Operating at full capacity means producing the maximum output a business can with its current resources, giving 100% capacity utilisation. It is often assumed to be the goal because it minimises unit costs, but whether it is always desirable depends on the firm's situation and objectives.
The case that full capacity is desirable. At full capacity, fixed costs are spread over the largest possible number of units, so the fixed cost per unit — and therefore total unit cost — is at its lowest. This improves price competitiveness and profit margins, which is especially valuable in price-sensitive markets. It also means no resources are wasted: every machine, building and worker the firm pays for is generating output and revenue. High utilisation can additionally signal strong demand, reassuring investors and lenders. For a firm under cost pressure or with steady, predictable demand, running near full capacity is clearly attractive.
The case that full capacity is not always desirable. First, full capacity leaves no slack to accept extra orders, so the firm may have to turn customers away or delay them, losing sales and possibly customers to rivals — a serious problem if demand is rising or seasonal. Second, machines running continuously have no time for maintenance, raising the risk of breakdowns that halt production altogether, while staff working flat out suffer fatigue, stress and higher turnover. Third, the pressure to keep up can cause more defects and complaints, damaging quality and reputation — costs that may outweigh the unit-cost saving. Fourth, full capacity says nothing about profit: a firm could be fully utilised making products it sells at a loss, so high utilisation is not the same as success.
Weighing it up (criterion). Whether full capacity is desirable depends on the stability of demand and the importance of flexibility and quality to the business. For a firm with stable, predictable demand competing mainly on cost, full capacity is close to ideal. For a firm facing variable, seasonal or growing demand, or competing on quality and reliability, some spare capacity is more valuable than the last percentage points of cost saving.

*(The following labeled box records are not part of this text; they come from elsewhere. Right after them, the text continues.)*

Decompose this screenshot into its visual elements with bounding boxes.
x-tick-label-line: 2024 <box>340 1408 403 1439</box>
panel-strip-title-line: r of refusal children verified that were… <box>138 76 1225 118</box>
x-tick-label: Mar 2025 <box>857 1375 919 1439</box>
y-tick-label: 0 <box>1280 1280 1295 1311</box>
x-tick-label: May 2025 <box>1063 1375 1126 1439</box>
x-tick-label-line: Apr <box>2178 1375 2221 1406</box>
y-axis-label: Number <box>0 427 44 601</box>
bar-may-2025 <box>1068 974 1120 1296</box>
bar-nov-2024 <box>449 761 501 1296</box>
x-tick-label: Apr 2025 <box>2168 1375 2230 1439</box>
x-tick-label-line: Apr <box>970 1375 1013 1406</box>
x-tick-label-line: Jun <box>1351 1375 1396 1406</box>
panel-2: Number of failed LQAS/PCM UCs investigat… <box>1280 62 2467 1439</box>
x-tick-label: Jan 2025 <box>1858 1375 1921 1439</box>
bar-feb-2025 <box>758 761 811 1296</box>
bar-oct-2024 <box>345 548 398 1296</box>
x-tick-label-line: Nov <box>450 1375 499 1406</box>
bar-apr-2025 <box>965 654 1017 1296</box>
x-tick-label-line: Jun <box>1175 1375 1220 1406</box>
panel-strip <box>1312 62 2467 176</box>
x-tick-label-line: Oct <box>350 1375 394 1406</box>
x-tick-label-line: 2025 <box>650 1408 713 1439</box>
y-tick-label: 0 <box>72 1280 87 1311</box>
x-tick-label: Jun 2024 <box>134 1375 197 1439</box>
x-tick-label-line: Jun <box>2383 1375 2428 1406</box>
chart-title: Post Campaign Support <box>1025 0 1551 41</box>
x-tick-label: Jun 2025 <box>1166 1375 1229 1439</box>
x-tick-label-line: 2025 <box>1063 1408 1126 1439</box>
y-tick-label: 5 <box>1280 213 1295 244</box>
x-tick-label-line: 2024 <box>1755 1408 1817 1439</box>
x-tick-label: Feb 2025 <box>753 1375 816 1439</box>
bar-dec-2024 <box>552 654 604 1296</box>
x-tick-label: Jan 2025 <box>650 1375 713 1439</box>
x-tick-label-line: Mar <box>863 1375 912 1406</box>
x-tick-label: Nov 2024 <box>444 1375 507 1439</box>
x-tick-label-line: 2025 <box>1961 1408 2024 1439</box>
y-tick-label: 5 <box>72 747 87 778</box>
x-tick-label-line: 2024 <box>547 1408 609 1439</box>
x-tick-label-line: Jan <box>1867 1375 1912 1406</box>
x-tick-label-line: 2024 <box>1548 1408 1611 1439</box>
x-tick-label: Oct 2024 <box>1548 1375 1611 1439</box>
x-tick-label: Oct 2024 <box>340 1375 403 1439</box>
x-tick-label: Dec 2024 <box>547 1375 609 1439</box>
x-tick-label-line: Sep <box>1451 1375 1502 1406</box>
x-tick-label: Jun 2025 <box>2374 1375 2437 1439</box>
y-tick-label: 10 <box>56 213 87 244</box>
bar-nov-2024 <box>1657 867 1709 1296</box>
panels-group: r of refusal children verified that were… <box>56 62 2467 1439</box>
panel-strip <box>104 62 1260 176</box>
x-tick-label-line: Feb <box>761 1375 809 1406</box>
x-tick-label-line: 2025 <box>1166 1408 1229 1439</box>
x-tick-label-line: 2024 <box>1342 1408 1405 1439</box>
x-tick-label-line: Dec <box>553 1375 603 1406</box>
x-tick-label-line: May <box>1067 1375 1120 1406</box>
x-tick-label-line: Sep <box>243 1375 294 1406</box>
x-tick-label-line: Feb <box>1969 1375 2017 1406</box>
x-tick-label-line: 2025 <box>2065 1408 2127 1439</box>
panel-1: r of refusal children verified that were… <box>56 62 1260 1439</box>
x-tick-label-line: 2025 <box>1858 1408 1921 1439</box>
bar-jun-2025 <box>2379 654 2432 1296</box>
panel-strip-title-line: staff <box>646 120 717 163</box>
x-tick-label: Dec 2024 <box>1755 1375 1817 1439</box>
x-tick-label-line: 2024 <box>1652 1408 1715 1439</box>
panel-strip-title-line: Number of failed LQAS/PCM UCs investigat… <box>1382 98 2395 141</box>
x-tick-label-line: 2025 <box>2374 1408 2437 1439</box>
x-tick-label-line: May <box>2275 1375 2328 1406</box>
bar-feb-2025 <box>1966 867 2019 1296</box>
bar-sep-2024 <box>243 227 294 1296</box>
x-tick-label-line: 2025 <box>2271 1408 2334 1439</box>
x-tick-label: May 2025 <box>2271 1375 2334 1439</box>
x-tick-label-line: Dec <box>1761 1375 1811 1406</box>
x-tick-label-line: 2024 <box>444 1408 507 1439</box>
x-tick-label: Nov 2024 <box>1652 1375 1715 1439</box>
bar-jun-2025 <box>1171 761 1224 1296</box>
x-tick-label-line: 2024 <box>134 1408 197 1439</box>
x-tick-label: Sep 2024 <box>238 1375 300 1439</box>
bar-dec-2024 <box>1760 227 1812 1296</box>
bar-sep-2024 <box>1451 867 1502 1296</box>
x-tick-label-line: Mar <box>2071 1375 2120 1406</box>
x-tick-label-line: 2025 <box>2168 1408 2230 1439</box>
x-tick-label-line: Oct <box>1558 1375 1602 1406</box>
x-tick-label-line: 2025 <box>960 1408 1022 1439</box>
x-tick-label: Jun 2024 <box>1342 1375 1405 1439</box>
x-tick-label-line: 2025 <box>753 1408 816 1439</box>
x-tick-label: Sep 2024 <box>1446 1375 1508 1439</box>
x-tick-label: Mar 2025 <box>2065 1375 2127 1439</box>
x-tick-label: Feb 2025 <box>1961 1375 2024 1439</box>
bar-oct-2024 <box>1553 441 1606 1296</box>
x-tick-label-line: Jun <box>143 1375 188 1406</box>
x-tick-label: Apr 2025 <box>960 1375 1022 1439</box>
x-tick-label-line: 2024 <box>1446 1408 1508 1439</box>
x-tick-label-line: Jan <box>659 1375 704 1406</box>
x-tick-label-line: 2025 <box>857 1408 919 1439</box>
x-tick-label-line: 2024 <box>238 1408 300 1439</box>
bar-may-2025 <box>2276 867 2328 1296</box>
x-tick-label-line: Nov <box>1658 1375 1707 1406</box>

Judgement. Operating at full capacity is desirable to a limited extent — chiefly in the short term and for cost-focused firms with stable demand — but it is not always desirable. As a permanent state it removes the flexibility to meet new orders, maintain equipment and protect quality, and it ignores profitability. The most defensible position is that the ideal is usually high but not full utilisation (often around 90%): high enough to keep unit costs low, but with enough slack to handle surges, carry out maintenance and safeguard quality. So full capacity is a benefit to chase only up to the point where lost flexibility and quality start to cost more than the unit-cost saving.